No dia 9 de abril, horário local, uma equipe liderada pelo primatologista Aaron Sandel publicou um artigo na revista Science, registrando a história da divisão da gangue Ngogo, um grupo de gorilas no Parque Nacional Kibale, em Uganda.

Esta é a primeira vez na história da humanidade que uma “guerra civil” organizada num grupo de gorilas selvagens foi completamente registada. Sylvain Lemoyne, professor de antropologia biológica na Universidade de Cambridge, acredita que esta observação também é esclarecedora para a sociedade humana.
A causa direta da recente guerra civil: vários chimpanzés idosos que puderam entrar em contato com os dois subgrupos adoeceram e morreram um após o outro em 2014. Em 2015, um chimpanzé macho alfa tomou o poder e então a sangrenta guerra civil começou!
O grupo em estudo é a gangue Ngogo, conhecida pelo documentário da Netflix “Império dos Gorilas” e cujos membros já somavam mais de 200. De 1995 a 2015, o grupo trabalhou junto para defender seu território. Em 2015, os cientistas observaram o surgimento de uma divisão – o Grupo Ocidental e o Grupo Central começaram a evitar-se um ao outro. Aaron Sandel, primatologista da Universidade do Texas em Austin e principal autor do estudo, lembrou que quando os membros do grupo ocidental e do grupo central se encontraram, os chimpanzés do grupo ocidental fugiram e o grupo central os perseguiu. Em 2018, a divisão estava finalmente completa, com os dois grupos a ocupar territórios diferentes, antigos membros da família a tornarem-se vizinhos e as relações a tornarem-se cada vez mais tensas.

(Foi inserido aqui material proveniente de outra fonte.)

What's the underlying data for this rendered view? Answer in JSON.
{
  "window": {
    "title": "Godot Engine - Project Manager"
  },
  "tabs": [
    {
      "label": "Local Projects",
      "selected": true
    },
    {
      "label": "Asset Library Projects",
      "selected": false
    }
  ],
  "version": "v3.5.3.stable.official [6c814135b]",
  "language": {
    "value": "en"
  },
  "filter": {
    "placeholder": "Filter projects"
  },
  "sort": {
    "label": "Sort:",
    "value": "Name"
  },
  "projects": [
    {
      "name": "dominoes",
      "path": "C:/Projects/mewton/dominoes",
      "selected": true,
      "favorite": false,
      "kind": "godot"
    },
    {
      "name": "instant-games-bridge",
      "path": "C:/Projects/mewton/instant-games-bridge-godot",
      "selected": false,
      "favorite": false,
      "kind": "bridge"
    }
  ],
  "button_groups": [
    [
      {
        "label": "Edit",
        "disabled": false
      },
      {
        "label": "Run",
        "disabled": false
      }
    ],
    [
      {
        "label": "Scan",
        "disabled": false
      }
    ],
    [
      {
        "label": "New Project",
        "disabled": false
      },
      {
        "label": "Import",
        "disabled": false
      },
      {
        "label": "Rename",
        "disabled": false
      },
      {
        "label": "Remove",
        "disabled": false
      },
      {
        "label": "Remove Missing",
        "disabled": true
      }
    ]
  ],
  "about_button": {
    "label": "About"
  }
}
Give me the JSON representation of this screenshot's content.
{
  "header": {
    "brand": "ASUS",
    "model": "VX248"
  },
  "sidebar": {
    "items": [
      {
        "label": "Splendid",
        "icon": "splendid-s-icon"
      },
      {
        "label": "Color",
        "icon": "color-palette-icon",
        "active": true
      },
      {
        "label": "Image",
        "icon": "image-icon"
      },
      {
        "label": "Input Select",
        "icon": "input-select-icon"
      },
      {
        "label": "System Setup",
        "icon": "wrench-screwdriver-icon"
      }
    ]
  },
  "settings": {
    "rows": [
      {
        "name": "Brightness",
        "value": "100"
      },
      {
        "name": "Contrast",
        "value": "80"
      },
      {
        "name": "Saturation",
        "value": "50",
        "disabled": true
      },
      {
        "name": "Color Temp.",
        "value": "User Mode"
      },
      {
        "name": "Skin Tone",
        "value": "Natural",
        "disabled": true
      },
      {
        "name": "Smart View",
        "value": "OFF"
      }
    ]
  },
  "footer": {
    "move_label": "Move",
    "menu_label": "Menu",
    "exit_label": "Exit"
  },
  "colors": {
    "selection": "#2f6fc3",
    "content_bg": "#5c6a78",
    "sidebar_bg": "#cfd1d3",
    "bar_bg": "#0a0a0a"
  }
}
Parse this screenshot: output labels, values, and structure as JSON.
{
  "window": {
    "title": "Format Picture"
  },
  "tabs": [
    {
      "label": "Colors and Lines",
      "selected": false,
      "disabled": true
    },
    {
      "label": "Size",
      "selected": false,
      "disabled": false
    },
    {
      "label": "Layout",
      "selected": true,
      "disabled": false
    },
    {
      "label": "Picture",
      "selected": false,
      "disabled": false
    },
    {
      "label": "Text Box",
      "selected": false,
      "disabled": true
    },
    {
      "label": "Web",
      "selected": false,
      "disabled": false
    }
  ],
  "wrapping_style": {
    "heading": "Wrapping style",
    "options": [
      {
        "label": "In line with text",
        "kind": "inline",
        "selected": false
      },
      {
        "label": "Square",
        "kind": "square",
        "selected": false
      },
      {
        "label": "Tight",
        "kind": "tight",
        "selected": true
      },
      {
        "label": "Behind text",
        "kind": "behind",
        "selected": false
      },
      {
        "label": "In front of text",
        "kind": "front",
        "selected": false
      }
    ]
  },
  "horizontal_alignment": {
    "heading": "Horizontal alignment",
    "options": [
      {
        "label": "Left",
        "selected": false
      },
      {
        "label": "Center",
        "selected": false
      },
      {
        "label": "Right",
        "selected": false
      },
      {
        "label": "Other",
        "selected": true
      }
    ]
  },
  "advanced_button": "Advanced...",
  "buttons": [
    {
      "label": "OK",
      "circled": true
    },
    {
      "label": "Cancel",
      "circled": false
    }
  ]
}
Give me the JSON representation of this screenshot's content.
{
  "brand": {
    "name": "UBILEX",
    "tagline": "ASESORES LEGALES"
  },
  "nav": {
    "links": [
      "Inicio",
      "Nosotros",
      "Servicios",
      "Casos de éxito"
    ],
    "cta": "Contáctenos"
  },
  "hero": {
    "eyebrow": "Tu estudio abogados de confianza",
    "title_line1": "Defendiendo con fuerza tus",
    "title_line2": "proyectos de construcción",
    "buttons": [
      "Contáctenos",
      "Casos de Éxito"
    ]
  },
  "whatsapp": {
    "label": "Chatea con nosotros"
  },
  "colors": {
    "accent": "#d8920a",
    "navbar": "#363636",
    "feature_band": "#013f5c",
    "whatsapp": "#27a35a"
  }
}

O nível de violência após a partição foi muito maior do que o esperado. Entre 2018 e 2024, o grupo ocidental mais pequeno lançou pelo menos 24 ataques coordenados e organizados ao grupo central, visando claramente machos adultos e crias. O grupo ocidental matou pelo menos 7 machos adultos e 17 filhotes no grupo central. Outros 14 homens adultos estavam desaparecidos e considerados mortos. Os ataques são extremamente brutais: morder, socar, arrastar e chutar a vítima.
O antagonismo entre pai e filho é lamentável - o pai "Garrison" é um membro central do Grupo Ocidental e o filho "Peterson" é um líder sênior do Grupo Central. No final, o filho desapareceu e presume-se que tenha sido morto. John Mitani, autor sênior do estudo e professor emérito da Universidade de Michigan, disse que os homens dos dois grupos cresceram juntos e cooperaram e se beneficiaram um do outro. Foi difícil compreender como os amigos de ontem se tornaram os inimigos de hoje.

Esta pesquisa fornece uma nova perspectiva sobre a compreensão das origens dos conflitos nas sociedades humanas. A visão dominante tem sido a de que a guerra está enraizada em diferenças raciais, religiosas ou culturais. No entanto, os chimpanzés não possuem estas marcas humanas únicas, mas ainda assim podem travar guerras mortais pela identidade do grupo.
O professor Sandel salienta que a simples dinâmica das relações sociais é suficiente para impulsionar a polarização e os conflitos mortais. A equipa de investigação acredita que esta descoberta desafia os modelos actuais para explicar a violência colectiva em humanos, sugerindo que a ruptura das relações interpessoais pode ser uma fonte mais profunda de conflito.
Sandel disse que isto é perturbador, mas de certa forma está mais próximo da condição humana - porque é que temos esta contradição nos nossos corações: podemos ser altamente cooperativos, mas podemos voltar-nos uns contra os outros num período de tempo muito curto?